What also stands out is the emphasis on the need for dialogue with the North as well as the lack of any mention or suggestion of the possibility of military action, such as the phrase "all options are on the table."

"We are engaging responsible members of the international community to increase pressure on the DPRK in order to convince the regime to de-escalate and return to the path of dialogue. We will maintain our close coordination and cooperation with our allies, especially the Republic of Korea and Japan, as we work together to preserve stability and prosperity in the region," it said.

"The United States seeks stability and the peaceful denuclearization of the Korean peninsula. We remain open to negotiations towards that goal. However, we remain prepared to defend ourselves and our allies," the statement said.

Even a mention of dialogue with the North can be considered a big change for the tough-talking Trump administration.

During a visit to South Korea last month, Tillerson even said that two decades of diplomatic efforts to disarm the North have failed, and there was no point in pursuing the diplomatic path any longer. He also said that the U.S. was considering a wide range of options, including the use of military force.
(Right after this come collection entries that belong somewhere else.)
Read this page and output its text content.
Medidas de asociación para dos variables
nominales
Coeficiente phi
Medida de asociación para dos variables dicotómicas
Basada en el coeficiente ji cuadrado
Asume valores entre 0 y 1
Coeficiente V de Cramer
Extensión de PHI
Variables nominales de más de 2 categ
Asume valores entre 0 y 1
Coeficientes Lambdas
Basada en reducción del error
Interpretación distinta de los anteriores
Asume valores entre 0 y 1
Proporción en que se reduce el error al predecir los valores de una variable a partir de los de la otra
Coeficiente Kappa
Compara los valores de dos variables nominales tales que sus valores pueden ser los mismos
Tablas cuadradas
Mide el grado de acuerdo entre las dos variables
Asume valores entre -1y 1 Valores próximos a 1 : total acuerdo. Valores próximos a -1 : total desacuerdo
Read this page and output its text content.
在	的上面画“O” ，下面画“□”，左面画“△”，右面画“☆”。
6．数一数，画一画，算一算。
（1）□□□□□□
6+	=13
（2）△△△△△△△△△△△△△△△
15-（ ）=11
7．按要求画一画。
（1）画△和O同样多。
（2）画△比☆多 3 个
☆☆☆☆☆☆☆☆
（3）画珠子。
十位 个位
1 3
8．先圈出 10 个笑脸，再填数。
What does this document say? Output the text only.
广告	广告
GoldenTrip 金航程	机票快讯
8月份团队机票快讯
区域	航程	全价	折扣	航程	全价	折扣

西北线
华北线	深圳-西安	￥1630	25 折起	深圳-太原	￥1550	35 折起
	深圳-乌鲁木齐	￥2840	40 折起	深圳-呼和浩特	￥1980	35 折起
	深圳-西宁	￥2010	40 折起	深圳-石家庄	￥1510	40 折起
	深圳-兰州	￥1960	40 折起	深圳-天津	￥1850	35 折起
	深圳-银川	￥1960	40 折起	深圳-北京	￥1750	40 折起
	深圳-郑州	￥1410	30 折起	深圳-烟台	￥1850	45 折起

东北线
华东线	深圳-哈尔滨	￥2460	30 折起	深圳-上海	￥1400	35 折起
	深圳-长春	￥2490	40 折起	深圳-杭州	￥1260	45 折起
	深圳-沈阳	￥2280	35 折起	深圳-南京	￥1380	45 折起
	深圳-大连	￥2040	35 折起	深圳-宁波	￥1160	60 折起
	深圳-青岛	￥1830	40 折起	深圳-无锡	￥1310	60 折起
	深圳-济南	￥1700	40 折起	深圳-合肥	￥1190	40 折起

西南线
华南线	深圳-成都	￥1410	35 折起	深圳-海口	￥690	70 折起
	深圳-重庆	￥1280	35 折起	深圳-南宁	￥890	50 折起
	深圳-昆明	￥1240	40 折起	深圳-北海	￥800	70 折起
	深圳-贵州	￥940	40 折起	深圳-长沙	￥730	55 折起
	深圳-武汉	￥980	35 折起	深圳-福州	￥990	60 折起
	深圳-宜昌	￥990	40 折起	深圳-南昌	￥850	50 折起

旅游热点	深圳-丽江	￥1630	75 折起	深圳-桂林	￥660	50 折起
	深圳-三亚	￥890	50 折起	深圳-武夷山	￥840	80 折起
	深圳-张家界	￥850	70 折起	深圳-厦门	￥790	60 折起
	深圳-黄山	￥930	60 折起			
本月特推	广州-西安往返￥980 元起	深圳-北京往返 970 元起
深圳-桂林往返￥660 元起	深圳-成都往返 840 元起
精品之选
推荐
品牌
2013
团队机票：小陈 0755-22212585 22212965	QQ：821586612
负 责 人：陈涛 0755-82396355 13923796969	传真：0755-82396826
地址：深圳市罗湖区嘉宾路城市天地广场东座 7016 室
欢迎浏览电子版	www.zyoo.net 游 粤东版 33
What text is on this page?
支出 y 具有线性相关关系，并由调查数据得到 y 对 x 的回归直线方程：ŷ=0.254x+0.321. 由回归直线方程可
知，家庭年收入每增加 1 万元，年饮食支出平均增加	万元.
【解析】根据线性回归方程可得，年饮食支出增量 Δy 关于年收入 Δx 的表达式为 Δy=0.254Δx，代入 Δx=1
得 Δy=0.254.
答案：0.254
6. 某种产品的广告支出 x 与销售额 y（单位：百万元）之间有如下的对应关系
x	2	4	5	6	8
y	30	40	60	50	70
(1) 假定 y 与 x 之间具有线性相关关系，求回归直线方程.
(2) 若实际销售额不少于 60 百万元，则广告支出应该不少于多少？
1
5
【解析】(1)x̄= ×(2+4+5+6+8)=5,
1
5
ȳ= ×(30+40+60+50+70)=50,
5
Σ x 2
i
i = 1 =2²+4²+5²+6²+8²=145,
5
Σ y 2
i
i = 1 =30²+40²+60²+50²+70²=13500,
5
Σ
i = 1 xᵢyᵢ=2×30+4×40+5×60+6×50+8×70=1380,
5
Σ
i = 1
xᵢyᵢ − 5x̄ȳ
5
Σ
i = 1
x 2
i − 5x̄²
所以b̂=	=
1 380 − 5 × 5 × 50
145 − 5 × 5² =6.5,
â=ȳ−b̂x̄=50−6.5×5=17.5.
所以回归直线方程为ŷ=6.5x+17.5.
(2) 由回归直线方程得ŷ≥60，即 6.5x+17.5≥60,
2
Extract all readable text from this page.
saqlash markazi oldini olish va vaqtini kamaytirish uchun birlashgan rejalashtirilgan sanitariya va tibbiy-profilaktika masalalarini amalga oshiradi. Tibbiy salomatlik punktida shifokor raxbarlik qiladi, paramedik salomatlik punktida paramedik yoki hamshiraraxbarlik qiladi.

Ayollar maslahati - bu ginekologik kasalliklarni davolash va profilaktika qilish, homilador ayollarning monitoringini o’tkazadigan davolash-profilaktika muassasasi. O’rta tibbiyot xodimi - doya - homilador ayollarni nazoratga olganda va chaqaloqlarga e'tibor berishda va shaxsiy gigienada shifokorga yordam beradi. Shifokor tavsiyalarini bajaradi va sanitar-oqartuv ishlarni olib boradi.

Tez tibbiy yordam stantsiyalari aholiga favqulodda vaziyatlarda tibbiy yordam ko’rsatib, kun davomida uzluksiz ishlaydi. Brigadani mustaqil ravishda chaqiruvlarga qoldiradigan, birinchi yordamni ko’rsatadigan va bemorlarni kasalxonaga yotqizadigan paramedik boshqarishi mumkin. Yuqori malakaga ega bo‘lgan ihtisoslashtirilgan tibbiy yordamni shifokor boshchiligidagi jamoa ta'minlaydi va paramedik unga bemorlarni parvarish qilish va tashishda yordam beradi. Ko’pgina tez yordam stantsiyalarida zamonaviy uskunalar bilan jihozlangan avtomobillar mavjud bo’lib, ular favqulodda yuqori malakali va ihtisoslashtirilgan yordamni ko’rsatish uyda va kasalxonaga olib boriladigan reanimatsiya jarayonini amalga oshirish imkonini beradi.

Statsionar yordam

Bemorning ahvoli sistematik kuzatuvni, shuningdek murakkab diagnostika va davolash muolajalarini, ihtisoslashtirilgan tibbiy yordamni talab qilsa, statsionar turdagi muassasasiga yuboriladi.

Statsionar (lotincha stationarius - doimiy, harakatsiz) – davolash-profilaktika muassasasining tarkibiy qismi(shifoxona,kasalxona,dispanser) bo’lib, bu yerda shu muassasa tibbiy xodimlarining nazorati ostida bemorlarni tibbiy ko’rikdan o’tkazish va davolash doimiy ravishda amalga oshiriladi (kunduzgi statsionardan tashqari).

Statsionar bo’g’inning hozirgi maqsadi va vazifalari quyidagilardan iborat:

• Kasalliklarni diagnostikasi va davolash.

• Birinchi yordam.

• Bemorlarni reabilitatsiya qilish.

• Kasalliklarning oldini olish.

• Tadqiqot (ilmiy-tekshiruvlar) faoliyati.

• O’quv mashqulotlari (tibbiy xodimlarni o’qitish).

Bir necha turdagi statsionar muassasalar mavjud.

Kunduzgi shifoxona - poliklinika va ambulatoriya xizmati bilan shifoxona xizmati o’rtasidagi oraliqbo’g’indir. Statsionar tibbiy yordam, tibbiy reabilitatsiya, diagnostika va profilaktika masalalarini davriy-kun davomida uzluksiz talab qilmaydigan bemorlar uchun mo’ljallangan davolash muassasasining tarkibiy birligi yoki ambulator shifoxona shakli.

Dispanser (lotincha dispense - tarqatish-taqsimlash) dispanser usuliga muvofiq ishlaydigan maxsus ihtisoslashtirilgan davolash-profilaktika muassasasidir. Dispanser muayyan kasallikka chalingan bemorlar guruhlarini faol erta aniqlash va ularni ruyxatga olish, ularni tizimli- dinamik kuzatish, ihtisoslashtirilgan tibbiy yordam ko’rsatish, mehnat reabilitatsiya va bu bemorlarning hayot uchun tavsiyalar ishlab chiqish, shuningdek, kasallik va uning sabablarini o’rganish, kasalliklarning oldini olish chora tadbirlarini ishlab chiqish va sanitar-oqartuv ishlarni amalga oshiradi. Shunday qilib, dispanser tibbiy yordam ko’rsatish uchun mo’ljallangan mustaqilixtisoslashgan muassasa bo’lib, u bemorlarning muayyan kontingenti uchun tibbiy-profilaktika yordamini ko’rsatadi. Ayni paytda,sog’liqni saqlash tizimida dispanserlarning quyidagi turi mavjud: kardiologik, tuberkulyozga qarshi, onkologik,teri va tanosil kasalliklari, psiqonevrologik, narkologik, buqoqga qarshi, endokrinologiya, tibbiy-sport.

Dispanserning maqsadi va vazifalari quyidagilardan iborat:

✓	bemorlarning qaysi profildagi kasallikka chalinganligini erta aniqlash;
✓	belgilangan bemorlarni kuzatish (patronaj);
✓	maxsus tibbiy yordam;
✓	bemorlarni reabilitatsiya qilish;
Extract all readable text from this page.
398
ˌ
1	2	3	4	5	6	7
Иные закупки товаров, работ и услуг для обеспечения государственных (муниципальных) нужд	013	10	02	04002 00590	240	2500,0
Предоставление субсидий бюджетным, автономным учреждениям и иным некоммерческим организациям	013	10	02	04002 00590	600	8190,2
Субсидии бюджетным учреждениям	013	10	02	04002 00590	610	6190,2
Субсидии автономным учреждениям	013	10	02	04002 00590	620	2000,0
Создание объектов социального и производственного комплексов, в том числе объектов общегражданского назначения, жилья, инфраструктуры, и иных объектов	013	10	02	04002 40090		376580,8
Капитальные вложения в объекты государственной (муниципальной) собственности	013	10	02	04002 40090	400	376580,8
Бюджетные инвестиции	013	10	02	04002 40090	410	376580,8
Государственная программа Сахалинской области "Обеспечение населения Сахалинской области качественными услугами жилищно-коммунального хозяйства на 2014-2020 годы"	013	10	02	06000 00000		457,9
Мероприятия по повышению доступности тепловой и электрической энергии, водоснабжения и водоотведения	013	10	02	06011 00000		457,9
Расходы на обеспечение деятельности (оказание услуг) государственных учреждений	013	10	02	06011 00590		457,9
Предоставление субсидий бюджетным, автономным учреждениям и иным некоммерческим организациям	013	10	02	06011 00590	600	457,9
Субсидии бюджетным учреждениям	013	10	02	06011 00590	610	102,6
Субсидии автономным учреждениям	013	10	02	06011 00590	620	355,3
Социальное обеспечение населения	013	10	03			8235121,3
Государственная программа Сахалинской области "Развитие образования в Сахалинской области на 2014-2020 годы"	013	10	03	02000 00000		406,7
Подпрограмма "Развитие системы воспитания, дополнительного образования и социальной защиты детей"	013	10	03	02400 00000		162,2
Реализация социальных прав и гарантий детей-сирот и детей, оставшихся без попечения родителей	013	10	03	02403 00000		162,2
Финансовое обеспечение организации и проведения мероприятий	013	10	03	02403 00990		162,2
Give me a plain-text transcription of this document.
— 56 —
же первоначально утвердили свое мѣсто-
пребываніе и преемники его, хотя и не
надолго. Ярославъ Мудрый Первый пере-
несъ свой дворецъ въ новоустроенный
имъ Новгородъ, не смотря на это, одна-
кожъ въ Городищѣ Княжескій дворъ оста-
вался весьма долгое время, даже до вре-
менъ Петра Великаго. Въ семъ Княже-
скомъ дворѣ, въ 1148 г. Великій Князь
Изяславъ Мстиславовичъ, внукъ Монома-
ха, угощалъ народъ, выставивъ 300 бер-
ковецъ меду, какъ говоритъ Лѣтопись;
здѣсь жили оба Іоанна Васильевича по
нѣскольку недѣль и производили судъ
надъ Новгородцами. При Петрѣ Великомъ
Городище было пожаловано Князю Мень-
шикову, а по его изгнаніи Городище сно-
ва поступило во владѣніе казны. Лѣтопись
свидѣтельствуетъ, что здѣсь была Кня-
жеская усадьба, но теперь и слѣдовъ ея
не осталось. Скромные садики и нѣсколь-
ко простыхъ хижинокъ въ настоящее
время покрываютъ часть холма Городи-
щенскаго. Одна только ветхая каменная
The new policy does not appear much different from that of former President Barack Obama, known as "strategic patience," which centered on waiting for Pyongyang to show good faith and return to denuclearization talks while increasing sanctions and pressure on the regime.

That illustrates the grim reality that other than imposing tougher sanctions and strengthening deterrence and defensive measures against the provocative regime, there's not much the U.S. can do about it that does not risk a war.

Differences from Obama's North Korea policy, if any, would likely be the level of appeal and pressure the U.S. puts on China to exercise more of its leverage as the North's main food and energy provider to rein in the provocative regime in Pyongyang.

Since his first summit meetings with Chinese President Xi Jinping earlier this month, Trump has repeatedly praised China for trying to increase pressure on the North while at the same time holding out the prospect of a better trade deal with the U.S. if China solves the problem.

Despite the mention of a need for dialogue, the main focus of U.S. policy is likely to be on pressure.

A senior White House official said during a background briefing that the U.S. is considering relisting the North as a state sponsor of terrorism.

Tillerson also said last week that the U.S. is looking at various ways to "bring pressure to bear on the regime in Pyongyang to reengage with us on a different footing than the past talks have been held," including putting Pyongyang back to the terror sponsors' list.